Iron Assimilation and Carbon Metabolism in ‘Concord’ Grapevines Grown at Different pHs

Abstract

‘Concord’ grapevines (Vitis labruscana Bailey) are susceptible to lime-induced chlorosis, which decreases growth and productivity. In two separate experiments, we grew own-rooted vines in a peat–perlite medium adjusted to different pHs with CaCO3 to characterize how lime-induced Fe deficiency affects root and leaf ferric chelate reductase (FCR) and key enzymes and metabolites involved with glycolysis and the tricarboxylic acid (TCA) cycle in leaves. In addition, we measured the pH of the xylem sap as well as Fe, citrate, and malate concentrations. For both experiments, foliar levels of total Fe, active Fe (extracted in 0.1N HCl), and chlorophyll decreased as lime rate increased. An increase in root-medium pH from 5.8 to 7.5 resulted in a 10-fold increase in root FCR activity, whereas leaf FCR activity decreased 10-fold. An increase in root-medium pH did not raise xylem sap pH but decreased Fe and citrate to some extent. Xylem malate was highest at pH 6.6 and decreased both above and below this pH. Foliar data were evaluated in relation to active Fe content, because it is a better indicator of Fe nutritional status.
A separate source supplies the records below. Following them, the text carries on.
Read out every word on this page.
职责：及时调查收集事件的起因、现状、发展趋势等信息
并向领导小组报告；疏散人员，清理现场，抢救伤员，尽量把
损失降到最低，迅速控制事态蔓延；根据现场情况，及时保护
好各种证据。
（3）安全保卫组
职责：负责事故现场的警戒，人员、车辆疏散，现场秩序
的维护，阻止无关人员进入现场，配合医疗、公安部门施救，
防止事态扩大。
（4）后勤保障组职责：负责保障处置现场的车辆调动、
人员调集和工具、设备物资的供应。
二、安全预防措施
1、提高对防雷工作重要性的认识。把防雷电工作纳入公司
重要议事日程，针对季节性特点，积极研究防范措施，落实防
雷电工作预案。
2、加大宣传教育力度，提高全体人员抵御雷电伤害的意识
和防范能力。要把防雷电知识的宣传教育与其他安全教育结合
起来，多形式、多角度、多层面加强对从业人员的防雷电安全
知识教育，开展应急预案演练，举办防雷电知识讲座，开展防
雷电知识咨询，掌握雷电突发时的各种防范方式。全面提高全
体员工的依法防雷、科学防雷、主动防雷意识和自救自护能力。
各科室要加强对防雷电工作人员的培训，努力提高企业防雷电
Lower active Fe decreased midday CO2 assimilation and PSII quantum efficiency as well as night respiration. As active Fe decreased, aconitase activity decreased linearly, whereas the activity of glucose-6-phosphate dehydrogenase, NAD(P)-isocitrate dehydrogenase, NAD(P)-malic enzyme, malate dehydrogenase, phosphoenolpyruvate (PEP) carboxylase, PEP phosphatase, and pyruvate kinase increased curvilinearly. Glucose-6-phosphate, fructose-6-phosphate, and 3-phosphoglycerate content decreased curvilinearly as active Fe decreased. Malate content increased as active Fe increased to 1.0 mg·m−2 and then decreased above this level. Citrate increased linearly as active Fe decreased and was an order of magnitude lower than malate content. Our results suggest that leaf FCR activity may limit Fe assimilation to a greater extent than root FCR activity. The decreased leaf aconitase activity under Fe deficiency is the most likely cause of the increase in citrate levels. Greater activity of the other glycolytic and TCA enzymes under Fe deficiency may help to funnel carbon into the mitochondria and enhance NAD(P) reduction. Citrate levels (and the citrate:malate ratios) in the xylem exudate and leaf were much lower when compared with other species and may be linked to Fe inefficiency of ‘Concord’.